Le Tremplin est le seul établissement pour handicapés moteur en Ile-de-France. L’ESAT, implanté au cœur de la zone industrielle de Meaux (77), emploie 110 personnes et travaille avec une quarantaine de clients, parmi lesquels la Croix-Rouge française.

C’est notamment ici que transite la plupart des dons en nature pour l’association. Ici, polyvalence et exigence sont de mise.Des dizaines de palettes emplies de vêtements sont en attente sur la plateforme supérieure d’un des hangars. Il s’agit de dons en nature en provenance de grandes marques pour la Croix-Rouge française. Max, moniteur d’atelier, gère avec une petite équipe la chaîne des commandes : réception des stocks, inventaire, tri par catégories d’articles (vêtements, chaussures, etc.) et/ou par âge et sexe, constitution et envoi des colis aux délégations et établissements de l’association.Ce scénario se reproduit plusieurs fois par an, l’ESAT de Meaux constituant l’une des plateformes logistiques de la Croix-Rouge française.

C’est d’ici que partent également les commandes des 800 délégations à l’occasion de la collecte nationale, chaque année. Les travailleurs de l’ESAT réceptionnent les bons de commande, les saisissent sur informatique, mettent à jour les fichiers d’adresses, assurent l’expédition des colis (urnes, goodies, affiches, brochures et gadgets destinés à la campagne).Le siège de la Croix-Rouge fait lui aussi régulièrement appel à l’établissement pour des activités de stockage, d’expédition, mais aussi de routage et de publipostage (envoi de mailing, mise à jour de fichiers, édition et collage d’étiquettes, mise sous pli de documents, envois postaux, etc.).

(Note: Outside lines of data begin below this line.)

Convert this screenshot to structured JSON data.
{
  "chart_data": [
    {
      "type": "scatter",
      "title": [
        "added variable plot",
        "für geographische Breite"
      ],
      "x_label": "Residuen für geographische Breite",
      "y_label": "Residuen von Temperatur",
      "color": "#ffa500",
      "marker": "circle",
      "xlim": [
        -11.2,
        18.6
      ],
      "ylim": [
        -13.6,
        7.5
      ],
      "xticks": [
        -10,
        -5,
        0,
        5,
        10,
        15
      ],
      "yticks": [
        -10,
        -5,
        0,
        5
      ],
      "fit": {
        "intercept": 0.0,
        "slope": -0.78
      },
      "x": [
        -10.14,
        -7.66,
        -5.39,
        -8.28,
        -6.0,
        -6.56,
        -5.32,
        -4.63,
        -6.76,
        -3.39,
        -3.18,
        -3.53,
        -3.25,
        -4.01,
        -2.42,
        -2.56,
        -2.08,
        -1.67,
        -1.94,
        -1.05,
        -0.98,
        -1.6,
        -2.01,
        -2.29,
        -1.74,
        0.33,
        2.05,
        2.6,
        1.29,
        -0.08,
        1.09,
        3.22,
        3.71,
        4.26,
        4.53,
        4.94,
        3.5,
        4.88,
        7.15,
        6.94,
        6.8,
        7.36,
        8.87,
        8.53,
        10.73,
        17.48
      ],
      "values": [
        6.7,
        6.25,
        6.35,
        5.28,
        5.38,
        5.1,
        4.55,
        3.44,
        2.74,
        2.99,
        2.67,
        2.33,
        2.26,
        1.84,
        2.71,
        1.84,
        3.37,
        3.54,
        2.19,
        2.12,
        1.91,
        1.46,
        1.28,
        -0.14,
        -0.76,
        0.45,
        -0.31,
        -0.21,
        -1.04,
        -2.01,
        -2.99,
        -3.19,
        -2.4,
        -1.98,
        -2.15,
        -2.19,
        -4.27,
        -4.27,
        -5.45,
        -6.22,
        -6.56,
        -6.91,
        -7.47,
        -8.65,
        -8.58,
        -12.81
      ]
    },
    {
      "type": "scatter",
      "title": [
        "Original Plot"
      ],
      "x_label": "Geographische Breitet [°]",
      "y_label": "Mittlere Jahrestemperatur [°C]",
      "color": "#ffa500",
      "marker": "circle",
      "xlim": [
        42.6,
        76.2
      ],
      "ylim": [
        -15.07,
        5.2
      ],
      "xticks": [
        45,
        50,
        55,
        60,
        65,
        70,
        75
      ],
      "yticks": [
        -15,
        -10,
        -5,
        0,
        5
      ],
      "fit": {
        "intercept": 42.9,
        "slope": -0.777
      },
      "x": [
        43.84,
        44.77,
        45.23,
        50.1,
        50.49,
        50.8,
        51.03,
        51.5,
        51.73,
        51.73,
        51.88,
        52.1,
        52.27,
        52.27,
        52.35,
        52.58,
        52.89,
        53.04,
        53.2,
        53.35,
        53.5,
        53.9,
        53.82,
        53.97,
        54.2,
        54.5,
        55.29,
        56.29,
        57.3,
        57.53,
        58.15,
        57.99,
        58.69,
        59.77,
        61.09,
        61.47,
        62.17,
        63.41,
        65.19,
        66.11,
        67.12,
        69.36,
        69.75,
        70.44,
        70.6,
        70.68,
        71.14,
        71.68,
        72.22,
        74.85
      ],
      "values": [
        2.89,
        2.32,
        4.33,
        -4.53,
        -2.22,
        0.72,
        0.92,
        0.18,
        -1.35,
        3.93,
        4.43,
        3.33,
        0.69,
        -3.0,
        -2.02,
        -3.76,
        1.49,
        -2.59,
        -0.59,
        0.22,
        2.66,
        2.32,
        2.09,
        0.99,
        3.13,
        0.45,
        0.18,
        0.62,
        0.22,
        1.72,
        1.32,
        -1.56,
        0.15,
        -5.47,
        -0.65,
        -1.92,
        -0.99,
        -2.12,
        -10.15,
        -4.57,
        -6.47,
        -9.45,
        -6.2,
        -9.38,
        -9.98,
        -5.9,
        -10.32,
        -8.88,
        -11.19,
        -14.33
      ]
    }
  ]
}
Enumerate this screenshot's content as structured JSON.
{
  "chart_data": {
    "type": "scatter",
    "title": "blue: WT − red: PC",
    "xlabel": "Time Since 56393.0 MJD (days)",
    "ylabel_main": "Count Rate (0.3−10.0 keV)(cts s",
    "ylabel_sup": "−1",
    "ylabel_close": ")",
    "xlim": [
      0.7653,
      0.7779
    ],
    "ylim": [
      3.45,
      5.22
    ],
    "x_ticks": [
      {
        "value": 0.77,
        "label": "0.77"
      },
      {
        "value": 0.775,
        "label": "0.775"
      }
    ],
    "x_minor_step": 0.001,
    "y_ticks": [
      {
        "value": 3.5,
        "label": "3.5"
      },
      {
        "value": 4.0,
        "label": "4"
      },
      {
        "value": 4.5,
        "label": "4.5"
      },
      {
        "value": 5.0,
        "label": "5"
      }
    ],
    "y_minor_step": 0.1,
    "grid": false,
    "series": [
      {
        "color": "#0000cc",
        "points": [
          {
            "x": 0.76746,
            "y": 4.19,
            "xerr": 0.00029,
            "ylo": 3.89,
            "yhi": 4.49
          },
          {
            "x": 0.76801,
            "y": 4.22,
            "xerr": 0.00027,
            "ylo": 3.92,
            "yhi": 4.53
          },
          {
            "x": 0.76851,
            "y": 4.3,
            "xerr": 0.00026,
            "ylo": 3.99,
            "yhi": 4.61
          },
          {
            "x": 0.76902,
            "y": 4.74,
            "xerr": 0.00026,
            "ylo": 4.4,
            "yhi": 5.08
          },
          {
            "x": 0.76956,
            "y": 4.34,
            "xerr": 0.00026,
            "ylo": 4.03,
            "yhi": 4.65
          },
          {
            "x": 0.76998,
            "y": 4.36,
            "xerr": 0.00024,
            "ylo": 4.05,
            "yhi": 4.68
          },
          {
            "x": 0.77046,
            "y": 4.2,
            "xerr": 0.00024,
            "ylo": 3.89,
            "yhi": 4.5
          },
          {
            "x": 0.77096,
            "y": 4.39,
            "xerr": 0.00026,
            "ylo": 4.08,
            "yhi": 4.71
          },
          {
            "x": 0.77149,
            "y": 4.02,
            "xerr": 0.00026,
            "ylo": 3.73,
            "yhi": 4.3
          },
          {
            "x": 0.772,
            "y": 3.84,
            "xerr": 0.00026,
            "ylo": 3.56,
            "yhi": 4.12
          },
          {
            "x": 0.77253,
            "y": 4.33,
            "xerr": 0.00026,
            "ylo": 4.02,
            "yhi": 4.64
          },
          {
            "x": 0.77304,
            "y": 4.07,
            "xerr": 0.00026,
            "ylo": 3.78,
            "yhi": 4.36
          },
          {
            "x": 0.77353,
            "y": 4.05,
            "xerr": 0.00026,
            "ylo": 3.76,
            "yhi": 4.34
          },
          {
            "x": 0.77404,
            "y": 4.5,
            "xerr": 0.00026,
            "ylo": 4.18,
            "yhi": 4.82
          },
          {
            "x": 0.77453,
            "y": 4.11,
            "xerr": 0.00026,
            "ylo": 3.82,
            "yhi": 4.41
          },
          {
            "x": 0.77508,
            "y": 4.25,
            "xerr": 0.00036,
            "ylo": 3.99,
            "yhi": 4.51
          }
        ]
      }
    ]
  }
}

Une exigence de qualité et de diversité

Ici, la grande majorité des travailleurs sont des handicapés physiques. Tous ou presque sont polyvalents. L’un n’empêche pas l’autre, au contraire. Chaque travailleur effectue deux à trois activités différentes, adaptées à ses capacités et à ses affinités.Cette diversité est voulue par la direction, pour casser la routine et faire évoluer les personnes. Régulièrement, des formations professionnelles sont organisées en interne. Tout le monde y a droit. Le jour de notre visite, un petit groupe de dix personnes apprend justement à utiliser un logiciel de numérisation industrielle.

Daniel, le formateur, initie les participants aux solutions de capture. « Tout les intéresse !, dit-il, enjoué, ils sont curieux de tout, posent des questions souvent plus pertinentes qu’à l’ordinaire, avec un vocabulaire très précis, parce qu’ils veulent comprendre comment ça fonctionne, de A à Z. » « Ils ont besoin de comprendre le sens de tout ce qu’ils font et il y a chez les personnes handicapées une forte exigence de qualité et d’effort, et une grande motivation », renchérit Joël Soler, le directeur.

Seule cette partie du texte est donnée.